Figure 1.

CCT Domain-Containing Proteins from All Three Families Can Be Physically Associated with the GHD8/OsNF-YC2 Dimer.

(A) LCI assay shows the interactions among the full-length CCT domain-containing proteins, GHD8, and OsNF-YC2. For each representation, the constructs used for each infiltration were listed at the left corresponding section. Fluorescence intensities represented their interaction activities. CCT domain-containing proteins (HD1, GHD7, and GHD7.1) and GHD8 were fused to the N- and C-terminal domains of LUCIFERASE (NLUC and CLUC), respectively. OsNF-YC2 was cloned into the third vector pCAMBIA1301s. Co-transfections of CCT-NLUC (HD1, GHD7, or GHD7.1), GHD8-CLUC, and OsNF-YC2 could produce robust luciferase activities, while other infiltrations lacking one or two proteins brought about no or slight signals.

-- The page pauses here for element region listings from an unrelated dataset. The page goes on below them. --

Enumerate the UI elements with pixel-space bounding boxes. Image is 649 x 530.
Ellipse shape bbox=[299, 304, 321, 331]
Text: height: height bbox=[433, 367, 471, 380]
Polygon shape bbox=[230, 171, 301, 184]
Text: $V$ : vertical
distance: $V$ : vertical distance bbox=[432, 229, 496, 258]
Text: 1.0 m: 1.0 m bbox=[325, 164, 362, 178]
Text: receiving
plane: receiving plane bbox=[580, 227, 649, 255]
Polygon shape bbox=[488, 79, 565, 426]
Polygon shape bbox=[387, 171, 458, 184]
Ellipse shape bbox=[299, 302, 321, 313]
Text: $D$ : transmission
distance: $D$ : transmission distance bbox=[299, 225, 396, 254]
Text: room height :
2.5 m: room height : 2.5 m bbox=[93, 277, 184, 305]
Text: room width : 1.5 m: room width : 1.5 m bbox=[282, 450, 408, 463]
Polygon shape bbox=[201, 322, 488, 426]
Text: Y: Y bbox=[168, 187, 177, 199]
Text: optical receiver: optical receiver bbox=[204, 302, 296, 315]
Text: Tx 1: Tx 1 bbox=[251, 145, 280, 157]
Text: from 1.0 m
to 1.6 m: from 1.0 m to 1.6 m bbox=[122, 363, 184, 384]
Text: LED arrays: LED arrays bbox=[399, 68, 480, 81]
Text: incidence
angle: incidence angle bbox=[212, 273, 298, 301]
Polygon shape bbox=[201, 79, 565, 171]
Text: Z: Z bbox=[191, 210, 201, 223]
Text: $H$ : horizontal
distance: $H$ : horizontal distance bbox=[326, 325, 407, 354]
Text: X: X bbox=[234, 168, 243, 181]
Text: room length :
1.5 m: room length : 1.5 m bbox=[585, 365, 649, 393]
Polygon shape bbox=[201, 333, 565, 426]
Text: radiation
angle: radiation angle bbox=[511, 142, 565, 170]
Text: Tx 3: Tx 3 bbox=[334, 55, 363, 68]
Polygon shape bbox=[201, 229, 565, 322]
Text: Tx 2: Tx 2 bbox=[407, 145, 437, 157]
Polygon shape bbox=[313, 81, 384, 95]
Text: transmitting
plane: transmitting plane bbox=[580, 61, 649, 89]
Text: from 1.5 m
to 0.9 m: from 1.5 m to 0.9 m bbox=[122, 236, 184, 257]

(B) Pull-down assay showed the interactions among the full-length CCT domain-containing proteins, GHD8, and OsNF-YC2. His-tagged CCT protein (HD1, GHD7, or GHD7.1), Myc-tagged GHD8, and StrepII-tagged OsNF-YC2 were co-transfected into Expi293F cells. The supernatant from lysed cells was loaded onto StrepII beads. Both GHD8 and CCT proteins were co-eluted with OsNF-YC2. The proteins were detected by immunoblot with antibodies against StrepII, His, and Myc. ΔCCT indicated deletion of CCT domain.